Dates: Oct 16, Nov 6, Nov 20, Dec 4, Dec 11
Location: University of Amsterdam
Credits: 5 ECTS (RMA and PhD, who are member of a national research school)
Fee (non members): € 150,00
Organization: Megan Milota (University of Antwerp)
Lectures and seminars by: Yra van Dijk (Leiden University), Carrol Clarkson (University of Amsterdam), Jakob Lothe (University of Oslo), Liesbeth Korthals Altes (University of Groningen), Max van Duijn (Leiden University) and Derek Attridge (University of York)
Registration THIS EVENT IS FULLY BOOKED, Send an e-mail to email@example.com if you want to be on our waiting list
“As novels are about the ways in which human beings behave, they tend to imply a judgment of behavior, which means that the novel is what the symphony or painting or sculpture is not—namely, a form steeped in morality. […] We cannot prevent a moral attitude from creeping into our purely aesthetic assessment of a book.” (Anthony Burgess)

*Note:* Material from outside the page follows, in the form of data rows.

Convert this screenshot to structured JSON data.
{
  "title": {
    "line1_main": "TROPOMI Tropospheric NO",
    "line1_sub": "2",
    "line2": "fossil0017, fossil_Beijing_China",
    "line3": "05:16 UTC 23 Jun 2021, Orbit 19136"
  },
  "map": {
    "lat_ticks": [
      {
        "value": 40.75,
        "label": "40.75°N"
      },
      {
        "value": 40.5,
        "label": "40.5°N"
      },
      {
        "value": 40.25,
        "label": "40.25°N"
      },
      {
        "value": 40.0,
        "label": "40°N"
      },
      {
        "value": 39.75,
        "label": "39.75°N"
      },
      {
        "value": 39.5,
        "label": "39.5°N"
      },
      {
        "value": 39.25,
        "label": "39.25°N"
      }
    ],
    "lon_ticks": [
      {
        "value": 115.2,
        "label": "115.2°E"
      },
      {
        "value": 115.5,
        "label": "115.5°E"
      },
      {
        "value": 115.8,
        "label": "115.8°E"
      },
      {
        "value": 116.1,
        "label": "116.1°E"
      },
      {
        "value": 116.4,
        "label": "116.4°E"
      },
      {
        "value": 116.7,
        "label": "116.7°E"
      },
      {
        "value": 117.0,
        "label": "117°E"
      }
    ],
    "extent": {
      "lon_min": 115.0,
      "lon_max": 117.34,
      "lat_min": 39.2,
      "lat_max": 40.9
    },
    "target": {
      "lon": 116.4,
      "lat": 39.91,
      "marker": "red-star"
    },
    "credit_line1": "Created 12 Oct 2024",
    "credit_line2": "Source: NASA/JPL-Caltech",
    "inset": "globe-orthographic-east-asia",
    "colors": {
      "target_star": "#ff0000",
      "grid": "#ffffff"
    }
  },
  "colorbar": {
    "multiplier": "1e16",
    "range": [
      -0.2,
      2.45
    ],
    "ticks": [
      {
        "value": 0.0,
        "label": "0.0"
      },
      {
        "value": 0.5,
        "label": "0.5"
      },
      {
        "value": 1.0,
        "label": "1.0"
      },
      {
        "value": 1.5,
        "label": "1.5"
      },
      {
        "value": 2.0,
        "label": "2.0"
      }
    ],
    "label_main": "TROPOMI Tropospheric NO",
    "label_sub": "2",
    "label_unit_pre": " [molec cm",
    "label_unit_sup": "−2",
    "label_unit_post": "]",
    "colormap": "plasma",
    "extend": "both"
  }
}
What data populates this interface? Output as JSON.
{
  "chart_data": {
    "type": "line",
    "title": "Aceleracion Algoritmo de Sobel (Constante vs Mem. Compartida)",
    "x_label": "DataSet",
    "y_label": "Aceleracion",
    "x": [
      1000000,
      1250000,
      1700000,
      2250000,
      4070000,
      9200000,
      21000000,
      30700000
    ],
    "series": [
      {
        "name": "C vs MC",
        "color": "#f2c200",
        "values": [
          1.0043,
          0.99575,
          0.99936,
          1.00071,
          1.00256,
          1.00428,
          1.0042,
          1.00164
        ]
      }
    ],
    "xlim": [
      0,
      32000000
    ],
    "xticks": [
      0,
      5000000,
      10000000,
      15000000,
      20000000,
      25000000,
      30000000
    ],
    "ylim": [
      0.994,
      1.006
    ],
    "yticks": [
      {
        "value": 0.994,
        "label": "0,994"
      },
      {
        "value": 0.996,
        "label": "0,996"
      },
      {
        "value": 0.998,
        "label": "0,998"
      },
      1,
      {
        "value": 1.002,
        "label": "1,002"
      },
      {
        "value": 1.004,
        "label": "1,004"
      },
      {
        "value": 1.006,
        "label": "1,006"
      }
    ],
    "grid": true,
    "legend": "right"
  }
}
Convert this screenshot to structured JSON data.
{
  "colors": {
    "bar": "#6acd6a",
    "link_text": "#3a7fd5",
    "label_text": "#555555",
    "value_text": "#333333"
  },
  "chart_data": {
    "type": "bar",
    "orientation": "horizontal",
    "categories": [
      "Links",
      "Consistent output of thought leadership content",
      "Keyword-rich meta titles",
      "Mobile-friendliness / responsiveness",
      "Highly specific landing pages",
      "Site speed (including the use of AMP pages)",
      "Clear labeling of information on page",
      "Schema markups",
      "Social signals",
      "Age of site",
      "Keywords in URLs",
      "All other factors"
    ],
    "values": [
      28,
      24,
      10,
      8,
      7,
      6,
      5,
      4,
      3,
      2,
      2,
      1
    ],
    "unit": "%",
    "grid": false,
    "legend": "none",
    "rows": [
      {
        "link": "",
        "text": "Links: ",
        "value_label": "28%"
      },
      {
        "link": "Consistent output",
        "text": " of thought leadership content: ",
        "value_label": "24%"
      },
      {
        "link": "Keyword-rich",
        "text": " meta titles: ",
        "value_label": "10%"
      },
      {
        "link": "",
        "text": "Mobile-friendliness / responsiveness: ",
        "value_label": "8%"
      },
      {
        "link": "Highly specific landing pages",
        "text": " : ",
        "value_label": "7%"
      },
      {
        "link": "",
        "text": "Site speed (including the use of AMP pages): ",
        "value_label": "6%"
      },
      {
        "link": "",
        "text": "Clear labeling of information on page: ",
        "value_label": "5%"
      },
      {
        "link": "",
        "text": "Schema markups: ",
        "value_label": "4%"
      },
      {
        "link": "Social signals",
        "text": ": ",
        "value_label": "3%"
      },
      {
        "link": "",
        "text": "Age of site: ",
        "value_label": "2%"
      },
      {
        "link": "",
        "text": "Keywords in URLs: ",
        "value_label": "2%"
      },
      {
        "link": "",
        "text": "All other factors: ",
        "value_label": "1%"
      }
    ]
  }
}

A core question in ethics, posed by the ancient Greeks and still grappled with today, is “how to lead a good life?” and how a community’s shared values and customs—ethos—can contribute to an individual’s sense of personal development and happiness. This course will focus on ethics and literature, for ethical discourse is often formulated as a narrative and ethical issues often constitute an important feature of literary texts. Anthony Burgess’s comment on the inevitability of a moral reading is a good starting point for a discussion about the possible ethical functions of literature because it raises a series of key questions. Does and should literature teach us something about social or moral codes? Are moral and aesthetic assessments really codependent? What role does the author play in the dissemination of ethical content? And how should we as researchers approach and assess the ethical elements in the narratives we study? In order to provide the participants with the opportunity to discover and discuss a variety of answers to these questions, this course will present relevant contributions by leading theorists in the field of literary ethical criticism. Alongside the theoretical texts, the participants will be expected to read a small corpus of fiction, which will be used throughout the course to test the applicability of the theories discussed.
Each of the five sessions will be led by a different scholar who incorporates ethical criticism or concerns into his or her work. Readings will include texts by Maurice Blanchot, Mikhail Bakhtin, James Phelan, Emmanuel Levinas, Suzanne Keen, J.M. Coetzee and Sophocles.